00.lfl is the 'index file' - it tells zak.exe where to find everything else. SCUMM (in Zak) allowed 256 variables (i.e. it stores stuff in 8 bit integers). For comparison, SLUDGE, my favorite game creation utility, uses 16 bit integers, so it can have 65536 variables. I am always amazed at how Zak squeezes so much good stuff out of so little space. Back when I first finished Zak, I remember calculating how many rooms could be squeezed onto the available space (16 color bitmaps take up a certain amount of space and can only be squeezed a certain amount). I remember my sadness when I realised that I must have seen almost all the available locations - it was simply physically impossible to fit any more in. Years later, when I came to work on my own game, the first thing I checked was the flexibility in adding more rooms. That was the principle reason I chose SLUDGE instead of the market leader, Adventure Game Studio. AGS can create very big games, but for a number of reasons SLUDGE has the edge in my opinion. But enough about me.
The LFL files include various commands. If you have never programmed, this won't mean much to you. But if you have never programmed anything, you probably won't have read this far. A few typical commands are:
ACTOR_MODIFY(Actor, Value, Attribute, Args): 'Attribute' can be: (1) Change walking sound, (2) Change color, (3) Change name, (4) Change costume etc. 'Arg' is an argument to that attribute. For example, a color number, or a string (such as a character's name).
ACTOR_SAY(Actor, String) - makes Zak or another actor say something
ACTOR_GETROOM(Var, Actor) - finds out where an actor is, so that another command can use that information
SETVAR_IND(VarInd, Value) - sets a particular numbered variable
ACTOR_MOVETOROOM (GlbActor, Room)
As an example, when Zak looks at his mailbox, the code says something like
object door code
For more details, read Lloyd Rosen's excellent article 'SCUMM - The Infernal Machine.'
SCUMM bundles various other tools together - for music, animations, writing new code, placing objects in rooms, and so on. The 'exe' file (zak.exe) is SCUMM interpreter version 2, though version numbers were not used much until the next game, Monkey Island. In the days of Zak, SCUMM was still a new idea. Zak.exe contains the following parts:
- inven - for handling the inventory (the things you pick up and use - like the kazoo, cashcard, etc.)

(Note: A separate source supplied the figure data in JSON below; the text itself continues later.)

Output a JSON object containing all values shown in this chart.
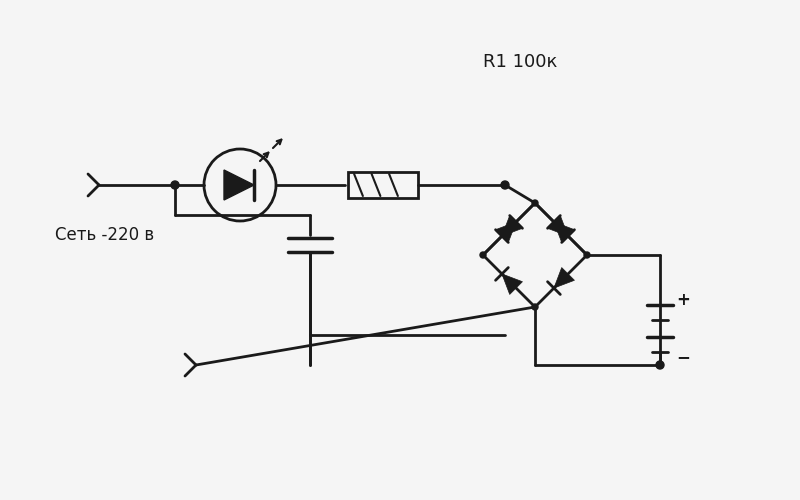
{
  "bg_color": "#f5f5f5",
  "line_color": "#1a1a1a",
  "line_width": 2.0,
  "title_text": "R1 100к",
  "label_text": "Сеть -220 в",
  "title_fontsize": 13,
  "label_fontsize": 12,
  "figsize": [
    8.0,
    5.0
  ],
  "dpi": 100
}
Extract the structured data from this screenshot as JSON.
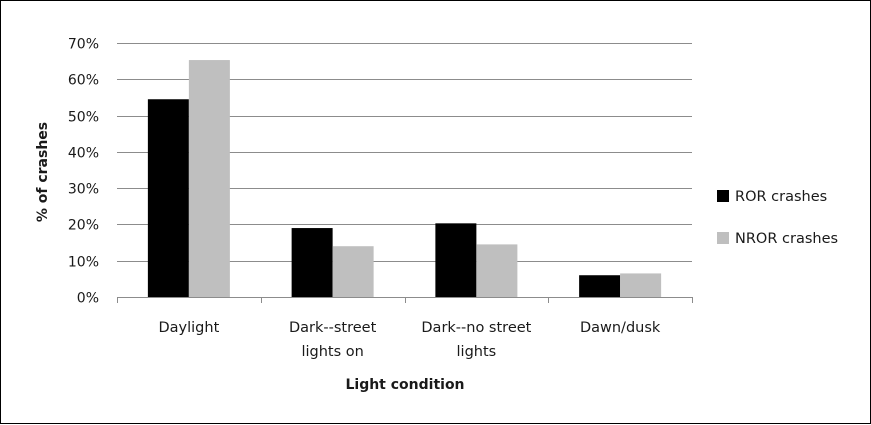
{
  "chart_data": {
    "type": "bar",
    "xlabel": "Light condition",
    "ylabel": "% of crashes",
    "ylim": [
      0,
      70
    ],
    "y_ticks": [
      "0%",
      "10%",
      "20%",
      "30%",
      "40%",
      "50%",
      "60%",
      "70%"
    ],
    "y_unit": "%",
    "grid": true,
    "legend_position": "right",
    "categories": [
      [
        "Daylight"
      ],
      [
        "Dark--street",
        "lights on"
      ],
      [
        "Dark--no street",
        "lights"
      ],
      [
        "Dawn/dusk"
      ]
    ],
    "series": [
      {
        "name": "ROR crashes",
        "color": "#000000",
        "values": [
          54.5,
          19.0,
          20.3,
          6.0
        ]
      },
      {
        "name": "NROR crashes",
        "color": "#bfbfbf",
        "values": [
          65.3,
          14.0,
          14.5,
          6.5
        ]
      }
    ]
  }
}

- actor - for handling the characters (like Zak and Annie)
- room - for handling the rooms (like Zak's bedroom or 13th Avenue)

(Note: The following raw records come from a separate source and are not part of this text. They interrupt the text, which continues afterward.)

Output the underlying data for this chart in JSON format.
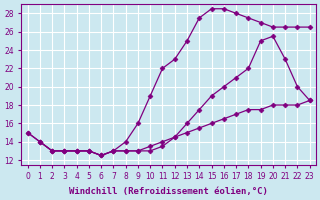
{
  "xlabel": "Windchill (Refroidissement éolien,°C)",
  "ylabel": "",
  "bg_color": "#cce8f0",
  "grid_color": "#ffffff",
  "line_color": "#800080",
  "xlim": [
    -0.5,
    23.5
  ],
  "ylim": [
    11.5,
    29
  ],
  "xticks": [
    0,
    1,
    2,
    3,
    4,
    5,
    6,
    7,
    8,
    9,
    10,
    11,
    12,
    13,
    14,
    15,
    16,
    17,
    18,
    19,
    20,
    21,
    22,
    23
  ],
  "yticks": [
    12,
    14,
    16,
    18,
    20,
    22,
    24,
    26,
    28
  ],
  "line1_x": [
    0,
    1,
    2,
    3,
    4,
    5,
    6,
    7,
    8,
    9,
    10,
    11,
    12,
    13,
    14,
    15,
    16,
    17,
    18,
    19,
    20,
    21,
    22,
    23
  ],
  "line1_y": [
    15,
    14,
    13,
    13,
    13,
    13,
    12.5,
    13,
    14,
    16,
    19,
    22,
    23,
    25,
    27.5,
    28.5,
    28.5,
    28.0,
    27.5,
    27.0,
    26.5,
    26.5,
    26.5,
    26.5
  ],
  "line2_x": [
    0,
    1,
    2,
    3,
    4,
    5,
    6,
    7,
    8,
    9,
    10,
    11,
    12,
    13,
    14,
    15,
    16,
    17,
    18,
    19,
    20,
    21,
    22,
    23
  ],
  "line2_y": [
    15,
    14,
    13,
    13,
    13,
    13,
    12.5,
    13,
    13,
    13,
    13,
    13.5,
    14.5,
    16,
    17.5,
    19,
    20,
    21,
    22,
    25,
    25.5,
    23,
    20,
    18.5
  ],
  "line3_x": [
    1,
    2,
    3,
    4,
    5,
    6,
    7,
    8,
    9,
    10,
    11,
    12,
    13,
    14,
    15,
    16,
    17,
    18,
    19,
    20,
    21,
    22,
    23
  ],
  "line3_y": [
    14,
    13,
    13,
    13,
    13,
    12.5,
    13,
    13,
    13,
    13.5,
    14,
    14.5,
    15,
    15.5,
    16,
    16.5,
    17,
    17.5,
    17.5,
    18,
    18,
    18,
    18.5
  ],
  "marker": "D",
  "markersize": 2.5,
  "linewidth": 0.9,
  "xlabel_fontsize": 6.5,
  "tick_fontsize": 5.5
}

- script - for handling the instructions (like when Zak picks up something)
- sound - for sounds
- misc - for other stuff
Like all interpreters, zak.exe takes numbers from the LFL file and interprets them as something useful. A particular number will mean finding certain pixels and moving them from one place to another. Typical programming stuff. Some numbers are as follows. (Obviously, the meaning opf the numbers depends on their context):
11 [Actor][Command] - Commands actor:
10 Normal face
F5 Face right
F6 Face front
F7 Face back
F8 Face left
FF Stop walking
13 [Actor][Value][Property] - Set property of actor:
02 Body color
05 Text color
14 [Actor] - Actor # speaks
1E [Actor][LocX][LocY] - Actor walks to location.

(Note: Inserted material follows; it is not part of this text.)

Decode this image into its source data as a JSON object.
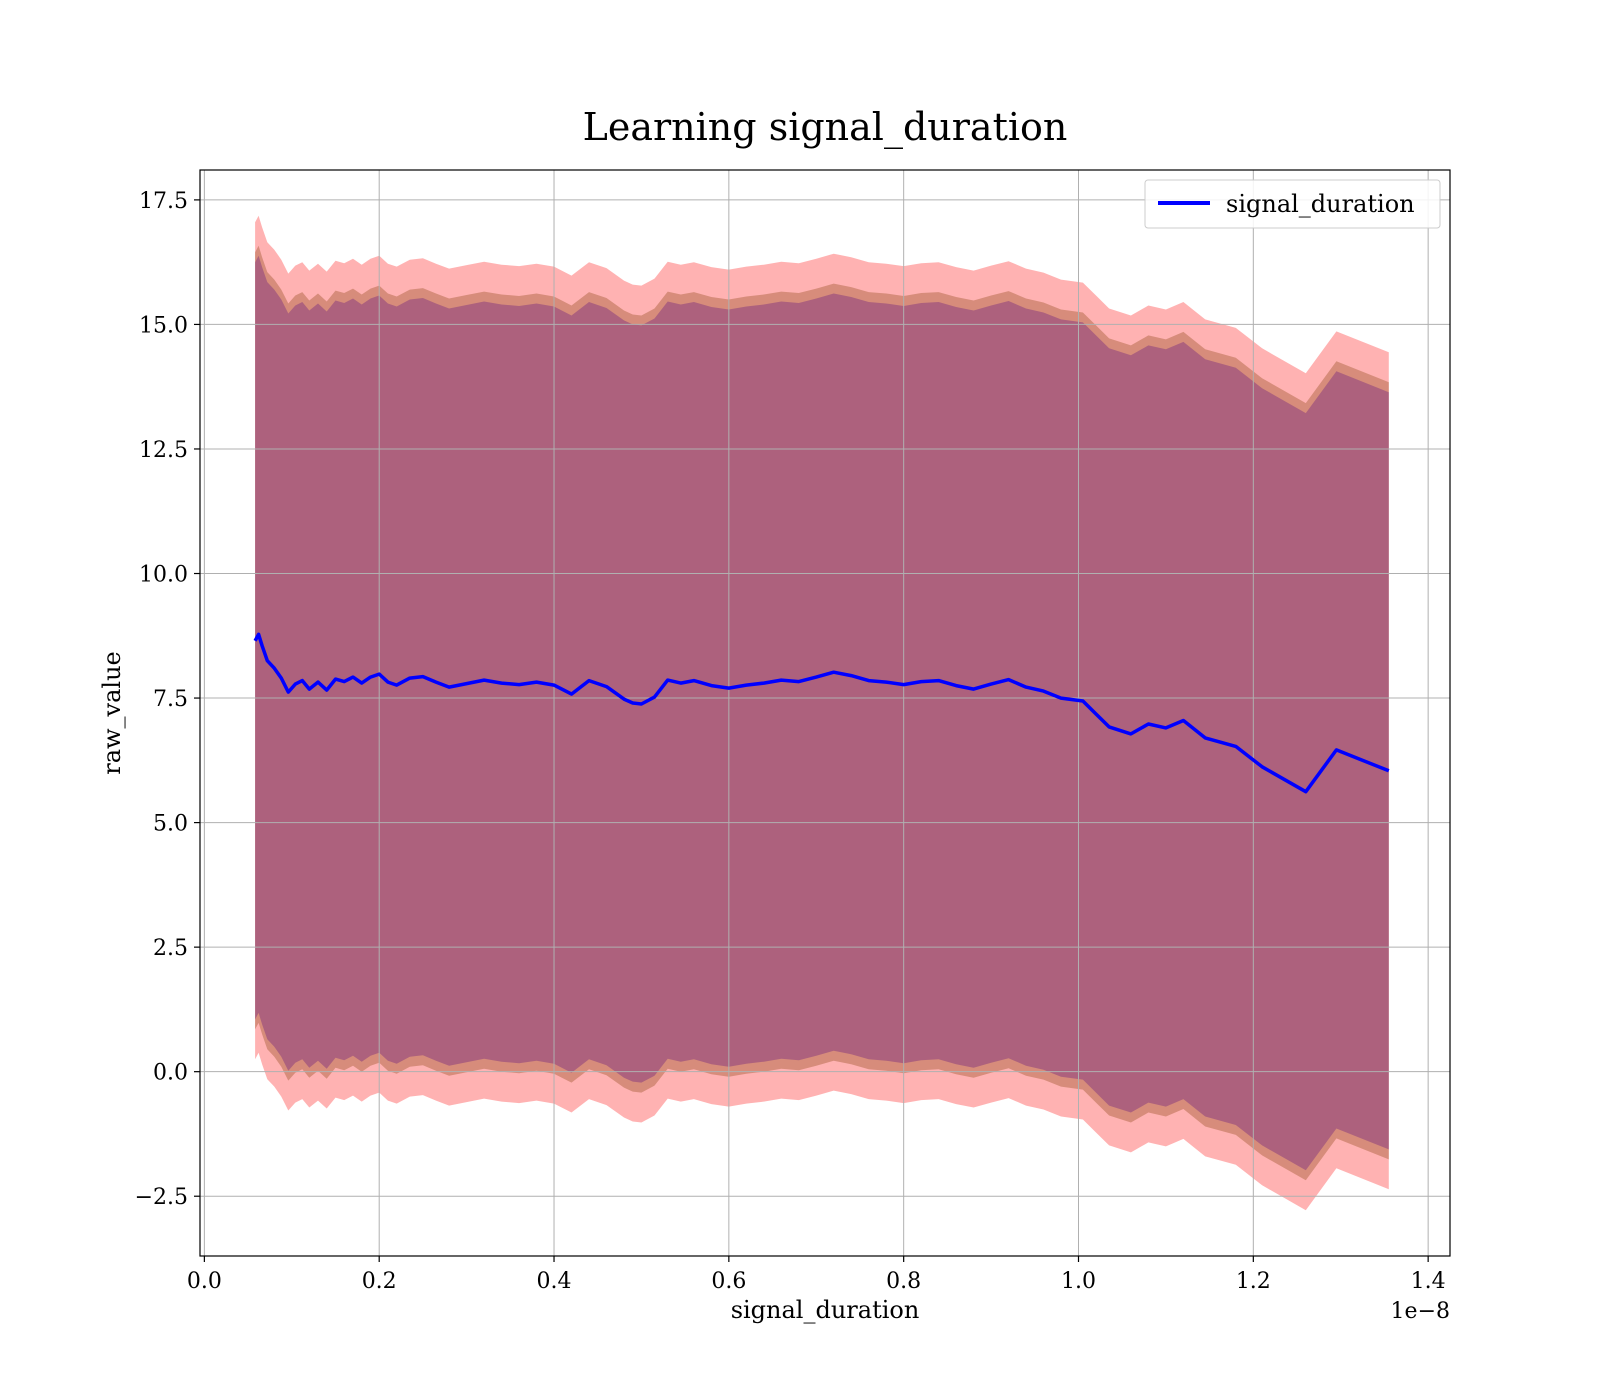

1C [Sound #] - Plays sound.
2E (Delay) - Pauses.
and so on.
In the early versions, with very low resolution pictures, and only 16 possible colors, it is easy to see how a number and an offset can translate into a changed image on screen. As SCUMM evolved into higher resolution and more colors - the programmers have to rely on more sophisticated tools and the finished code looks more complicated.